Главный персонаж — типический «лишний человек», профессор юриспруденции и бывший генерал царской армии Адамов случайно избегает расстрела в революционном Петербурге, и практически всё оставшееся время ленты посвящено его блужданиям в новом мире. Расстрел пусть и не состоялся, но жизнь уже закончилась, и Адамов добровольно возвращается в тюрьму, потому что ему негде ночевать и не к чему себя пристроить. Красноармейцы Адамова жалеют, дают ему работу прачки, а потом и вовсе принимают в свои ряды. Кончается картина тем, что Адамова ловят белые и ставят к стенке.
Пассивная фигура интеллигента-Адамова по замыслу явно должна вызывать у советского зрителя смесь жалости и неприязни, одновременно подводя его к «правильному выбору». Красные Адамова вроде как унижают, но жалеют, а белые уважают, но расстреливают, и фактически на таких ситуациях ложного выбора между данностью революции и глубоко бесчеловечной «альтернативой» старого режима построен весь фильм. ‹…›
Герман появляется в фильме как бы не сразу — сначала и камера статичная, и кадр почти одноплановый, и в целом почти вся завязка отдаёт театральностью — заключённые сенаторы картинно произносят речи, белые генералы демонстрируют слабость, интеллигенты дежурно сомневаются, а тюремщики-большевики, громко топая, входят в залу по прямой траектории, произносят речь, и так же по прямой траектории уходят. Второй режиссёр появляется в картине ровно в тот момент, когда в залу к арестованным сенаторам подселяют уголовников — камера трогается с места, появляется фирменный германовский второй план — многоуровневый и необыкновенно сложный. Мы снова увидим у Германа этот визуальный оркестр из нар и шевелящихся спин через два фильма в «Лапшине», когда герои заходят в барак в поисках банды Соловьева.
Следующая явно германовская сцена в «Седьмом спутнике» происходит, уже когда главный герой приходит к себе домой и оказывается в коммуналке из «Хрусталёв, машину!». Здесь персонажи и объекты из второго плана уже окончательно заполняют собой все свободное пространство, вытесняют собой воздух и словно бы самого Адамова.
Вообще эта тема нехватки воздуха, столь характерная для поздних работ Германа, в его первом фильме проскакивает дважды в непосредственной близости от очередного сюжетного поворота. Сначала доктор после голодного обморока прописывает Адамову «воздух и усиленное питание», а потом уже перед самой развязкой красноармеец внезапно спросит его «Есть бог, или на самом деле один воздух?». Голодный обморок (читай, нехватка воздуха) по сюжету фактически спасает Адамова от расстрела красными, а беседа о боге (то есть, избытке воздуха) почти вплотную примыкает к моменту расстрела белыми. Такая неочевидная рифмовка — это вполне нормальное явление для художественного кинематографа, но в «Седьмом спутнике», построенном на зеркальных ситуациях выбора, такие повторы уже точно не могут быть случайными.

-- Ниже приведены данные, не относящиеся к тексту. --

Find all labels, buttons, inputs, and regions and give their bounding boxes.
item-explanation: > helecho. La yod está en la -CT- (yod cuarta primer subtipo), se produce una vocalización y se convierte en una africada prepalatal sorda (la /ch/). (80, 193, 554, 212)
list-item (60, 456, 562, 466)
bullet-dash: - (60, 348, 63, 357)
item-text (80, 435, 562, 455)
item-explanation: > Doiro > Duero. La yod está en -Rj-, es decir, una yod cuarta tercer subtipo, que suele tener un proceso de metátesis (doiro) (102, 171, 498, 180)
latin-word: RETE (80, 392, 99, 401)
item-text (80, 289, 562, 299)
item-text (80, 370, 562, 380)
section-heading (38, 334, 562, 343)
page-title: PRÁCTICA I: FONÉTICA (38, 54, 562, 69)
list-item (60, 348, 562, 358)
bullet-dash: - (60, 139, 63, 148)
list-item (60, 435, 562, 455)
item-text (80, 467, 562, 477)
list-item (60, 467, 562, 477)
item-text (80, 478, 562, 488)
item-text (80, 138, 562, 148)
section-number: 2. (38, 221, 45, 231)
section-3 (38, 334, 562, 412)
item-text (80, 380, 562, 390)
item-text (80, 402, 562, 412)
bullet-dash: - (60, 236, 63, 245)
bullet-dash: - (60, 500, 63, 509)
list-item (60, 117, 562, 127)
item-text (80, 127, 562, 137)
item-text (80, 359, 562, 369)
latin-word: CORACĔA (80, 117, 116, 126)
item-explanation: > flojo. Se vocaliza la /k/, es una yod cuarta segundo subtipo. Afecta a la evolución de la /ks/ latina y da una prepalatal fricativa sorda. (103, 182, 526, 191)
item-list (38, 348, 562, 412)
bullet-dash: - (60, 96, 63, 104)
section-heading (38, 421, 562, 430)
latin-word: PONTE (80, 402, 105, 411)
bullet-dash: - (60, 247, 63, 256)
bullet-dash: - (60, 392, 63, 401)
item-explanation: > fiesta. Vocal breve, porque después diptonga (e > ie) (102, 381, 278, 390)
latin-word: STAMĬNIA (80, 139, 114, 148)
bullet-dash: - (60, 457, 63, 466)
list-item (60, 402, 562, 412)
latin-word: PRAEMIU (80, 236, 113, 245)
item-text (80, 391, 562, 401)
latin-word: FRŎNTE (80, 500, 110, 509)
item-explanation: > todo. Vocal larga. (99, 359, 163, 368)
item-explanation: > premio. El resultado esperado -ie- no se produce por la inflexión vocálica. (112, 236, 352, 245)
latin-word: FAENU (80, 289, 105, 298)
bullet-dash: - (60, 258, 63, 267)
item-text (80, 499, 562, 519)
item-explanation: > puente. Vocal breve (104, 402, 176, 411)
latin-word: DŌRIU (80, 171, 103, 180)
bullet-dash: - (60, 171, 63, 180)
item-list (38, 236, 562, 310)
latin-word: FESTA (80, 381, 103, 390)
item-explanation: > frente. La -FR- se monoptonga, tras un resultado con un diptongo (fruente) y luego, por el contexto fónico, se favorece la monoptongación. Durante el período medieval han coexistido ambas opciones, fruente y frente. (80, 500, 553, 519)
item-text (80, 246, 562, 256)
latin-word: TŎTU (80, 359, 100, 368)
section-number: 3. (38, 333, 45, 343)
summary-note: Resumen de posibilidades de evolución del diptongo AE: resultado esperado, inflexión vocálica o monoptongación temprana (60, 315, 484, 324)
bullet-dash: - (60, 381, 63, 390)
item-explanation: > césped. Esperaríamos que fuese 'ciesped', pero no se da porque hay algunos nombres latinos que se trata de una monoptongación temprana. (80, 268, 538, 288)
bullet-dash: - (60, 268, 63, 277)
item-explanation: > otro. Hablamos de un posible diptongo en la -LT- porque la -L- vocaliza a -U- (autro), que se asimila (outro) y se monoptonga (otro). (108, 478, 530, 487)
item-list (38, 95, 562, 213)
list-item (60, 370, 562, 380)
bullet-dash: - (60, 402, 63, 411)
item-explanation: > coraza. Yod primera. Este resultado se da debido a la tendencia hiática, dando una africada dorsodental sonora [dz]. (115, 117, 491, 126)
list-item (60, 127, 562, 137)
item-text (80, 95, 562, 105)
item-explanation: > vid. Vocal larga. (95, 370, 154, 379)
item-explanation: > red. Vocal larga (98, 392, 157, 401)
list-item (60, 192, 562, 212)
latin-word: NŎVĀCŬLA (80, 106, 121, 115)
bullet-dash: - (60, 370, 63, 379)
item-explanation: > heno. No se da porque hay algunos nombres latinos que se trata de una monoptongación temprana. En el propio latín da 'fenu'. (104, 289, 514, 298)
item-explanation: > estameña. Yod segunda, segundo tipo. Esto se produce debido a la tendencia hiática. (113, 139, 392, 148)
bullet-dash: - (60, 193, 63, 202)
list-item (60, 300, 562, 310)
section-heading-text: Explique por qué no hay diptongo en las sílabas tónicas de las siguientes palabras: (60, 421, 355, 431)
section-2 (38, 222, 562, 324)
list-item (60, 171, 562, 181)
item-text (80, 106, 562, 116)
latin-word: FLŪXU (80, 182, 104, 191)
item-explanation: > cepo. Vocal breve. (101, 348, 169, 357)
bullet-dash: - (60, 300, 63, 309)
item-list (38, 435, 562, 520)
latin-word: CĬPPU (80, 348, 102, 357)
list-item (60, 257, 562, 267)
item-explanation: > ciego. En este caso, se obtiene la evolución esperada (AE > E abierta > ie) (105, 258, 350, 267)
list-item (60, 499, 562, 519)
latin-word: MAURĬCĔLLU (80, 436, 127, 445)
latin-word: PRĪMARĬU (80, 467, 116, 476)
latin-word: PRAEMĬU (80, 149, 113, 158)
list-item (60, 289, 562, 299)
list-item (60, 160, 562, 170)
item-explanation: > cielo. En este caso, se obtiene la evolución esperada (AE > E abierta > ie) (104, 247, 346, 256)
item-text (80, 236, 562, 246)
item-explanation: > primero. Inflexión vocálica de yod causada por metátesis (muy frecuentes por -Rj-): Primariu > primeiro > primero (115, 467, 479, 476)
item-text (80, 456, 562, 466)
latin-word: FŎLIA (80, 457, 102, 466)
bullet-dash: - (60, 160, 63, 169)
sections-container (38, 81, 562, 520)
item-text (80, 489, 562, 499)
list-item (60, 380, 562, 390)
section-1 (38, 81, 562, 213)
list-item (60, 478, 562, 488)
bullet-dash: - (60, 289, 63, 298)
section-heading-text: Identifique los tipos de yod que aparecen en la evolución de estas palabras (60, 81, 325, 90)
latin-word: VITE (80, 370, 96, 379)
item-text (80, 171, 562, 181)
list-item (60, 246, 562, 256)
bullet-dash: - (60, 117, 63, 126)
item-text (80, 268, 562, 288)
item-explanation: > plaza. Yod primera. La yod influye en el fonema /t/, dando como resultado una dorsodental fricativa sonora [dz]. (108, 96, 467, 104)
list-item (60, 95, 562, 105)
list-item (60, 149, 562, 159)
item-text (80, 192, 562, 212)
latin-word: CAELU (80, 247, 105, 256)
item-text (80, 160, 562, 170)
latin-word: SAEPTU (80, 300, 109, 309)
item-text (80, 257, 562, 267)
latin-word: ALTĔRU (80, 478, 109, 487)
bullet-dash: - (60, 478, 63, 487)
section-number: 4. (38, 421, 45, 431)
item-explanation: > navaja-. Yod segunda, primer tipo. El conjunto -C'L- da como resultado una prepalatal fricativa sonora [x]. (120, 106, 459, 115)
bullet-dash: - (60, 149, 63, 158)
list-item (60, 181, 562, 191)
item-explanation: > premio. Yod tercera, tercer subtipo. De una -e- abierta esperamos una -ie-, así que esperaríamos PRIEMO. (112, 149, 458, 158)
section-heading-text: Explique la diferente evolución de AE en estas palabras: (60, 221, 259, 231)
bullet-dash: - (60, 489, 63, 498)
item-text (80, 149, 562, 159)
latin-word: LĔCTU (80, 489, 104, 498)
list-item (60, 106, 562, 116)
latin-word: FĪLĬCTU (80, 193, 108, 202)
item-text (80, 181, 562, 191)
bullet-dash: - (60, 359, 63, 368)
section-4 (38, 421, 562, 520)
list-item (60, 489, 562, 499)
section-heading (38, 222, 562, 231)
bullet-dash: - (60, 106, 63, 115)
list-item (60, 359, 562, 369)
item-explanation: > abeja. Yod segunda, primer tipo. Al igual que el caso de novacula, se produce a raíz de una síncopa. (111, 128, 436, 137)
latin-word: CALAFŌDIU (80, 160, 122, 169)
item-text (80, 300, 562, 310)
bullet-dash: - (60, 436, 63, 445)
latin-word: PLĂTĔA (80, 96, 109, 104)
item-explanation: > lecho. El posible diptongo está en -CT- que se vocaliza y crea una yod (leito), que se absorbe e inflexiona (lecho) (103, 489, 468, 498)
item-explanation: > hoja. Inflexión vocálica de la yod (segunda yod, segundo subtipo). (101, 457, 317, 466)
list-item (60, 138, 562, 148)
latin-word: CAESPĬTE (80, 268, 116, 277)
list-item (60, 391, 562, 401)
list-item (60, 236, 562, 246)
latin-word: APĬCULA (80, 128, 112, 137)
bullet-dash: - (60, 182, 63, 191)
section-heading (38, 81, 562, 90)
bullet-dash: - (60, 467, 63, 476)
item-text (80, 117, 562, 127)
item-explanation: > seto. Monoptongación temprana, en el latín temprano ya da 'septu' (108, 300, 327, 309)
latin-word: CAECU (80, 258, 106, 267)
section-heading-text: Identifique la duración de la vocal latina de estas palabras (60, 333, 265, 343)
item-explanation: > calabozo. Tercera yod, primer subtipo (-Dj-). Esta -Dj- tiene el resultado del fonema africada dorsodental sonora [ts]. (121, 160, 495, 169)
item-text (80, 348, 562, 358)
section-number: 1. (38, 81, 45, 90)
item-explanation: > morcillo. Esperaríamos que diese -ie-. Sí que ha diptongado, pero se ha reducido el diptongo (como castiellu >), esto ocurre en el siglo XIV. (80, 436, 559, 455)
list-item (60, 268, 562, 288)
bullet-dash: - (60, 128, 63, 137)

Но наиболее узнаваем почерк Германа не в деталях фактуры, а в выборе фабулы. После первого, несостоявшегося расстрела герой оказывается в мире, где он не просто лишний — он в нём давно должен быть убит, и на этом построены практически все перипетии сюжета. В конце ленты Адамов называет себя седьмым спутником, который кружит вокруг «огромного тела, пролетающего в мировом пространстве». Для советского зрителя эта реплика — просто ещё одно свидетельство его пассивности как персонажа, но реальная структура фильма — это движение от одного расстрела к другому. Для Адамова «огромное тело» — это вовсе не революция, а смерть — вокруг неё по сюжету построена орбита жизни персонажа.
Шешенин С. Спутник. О первом фильме Германа-старшего // Уроки истории XX век. 2017. 21 февраля.